When I was in school, back in the day, I didn't particularly care for history class. To be fair, I'm not really sure I liked many of my classes besides band. But as I got older, and more prone to spend too much time in front of the TV, and less time caring about whether or not I left the house for days at a time, I started appreciating history in a different light.

These days, for instance, I think I've seen about every Ken Burns documentary there is. The Civil War, Prohibition, the Baseball one....all of them! I love it! I do stop a tad short of becoming involved with the re-enactment stuff. I'm too shy, I guess. Plus I look terrible in fluffy sleeves.

Now, most of us have all been to Fort Knox in Prospect, or Fort Williams in South Portland. And rightfully so, as they get the most attention because they're so ornate and dramatic. And Fort Williams is right on the ocean. But did you know the oldest wooden fort in the whole country is right here in Maine, just down the road a piece in Augusta?It's an incredible bit of history, and worth killing the better part of an afternoon in.

From doing a bit of reading at OnlyInYourState.com, and the Old Fort Western Facebook page, the fort first was built in 1754 by a company from Massachusetts looking to push British influence the area, as well as try to minimize the alliance between the Abenaki tribe, and the French. During the French and Indian War, many folks were captured from the fort and surrounding area, but the fort was never directly involved in the war itself.

Photo via Facebook

After the war was over, the fort's commanding officer, James Howard, bought the fort and turned it into a trading post. To this day, that is how the fort is maintained for historical purposes. Later on, it was finally named a historical landmark in 1973.

Nowadays, people come from all over the state, as well as tourists from away, who want to have a look around the landmark. They often have re-enactments as well as folks doing day to day type activities specific to the fort, to try and recreate daily life as accurately as possible. You can really get a feel for the history that way. I'm a sucker every time I see folks in puffy bonnets churning butter, or cleaning muskets, or planting with a horse drawn plow.

Photo via Facebook

The hours of operation require a second look, or maybe just me because I'm a bit of a dummy, but from May 26th through the end of June, as well as all of September, it's open 10:00a.m. - 4:00p.m.
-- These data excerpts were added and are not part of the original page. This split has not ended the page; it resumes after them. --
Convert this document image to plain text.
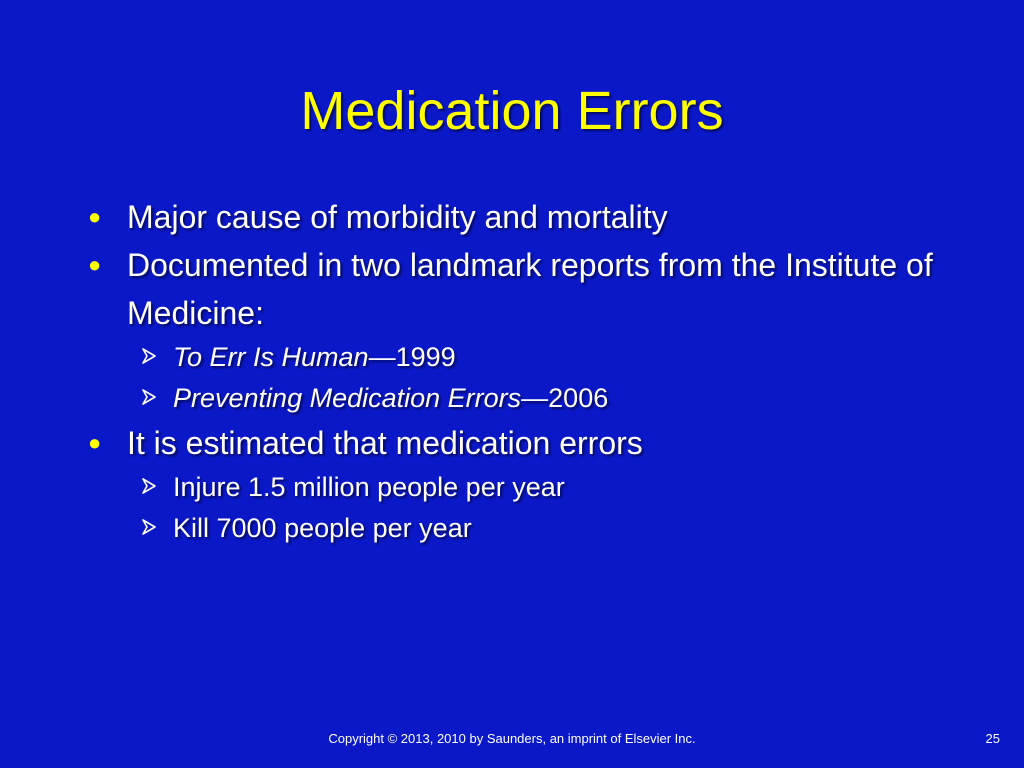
Medication Errors
● Major cause of morbidity and mortality
● Documented in two landmark reports from the Institute of Medicine:
To Err Is Human—1999
Preventing Medication Errors—2006
● It is estimated that medication errors
Injure 1.5 million people per year
Kill 7000 people per year
Copyright © 2013, 2010 by Saunders, an imprint of Elsevier Inc.	25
Friday - Monday. During July, August, and October you can go seven days a week. The fort is located at 16 Cony Street in Augusta.

So maybe it's time for to pack up the kids and the mother-in-law, and whoever else, and head down the highway to Ye Olde Augusta-town and check out this amazing piece of incredibly preserved history. Maine is full of awesome places like this, and you should see all of them. But since you can only do it one at a time, start right here with the oldest wooden fort in America...Old Fort Western!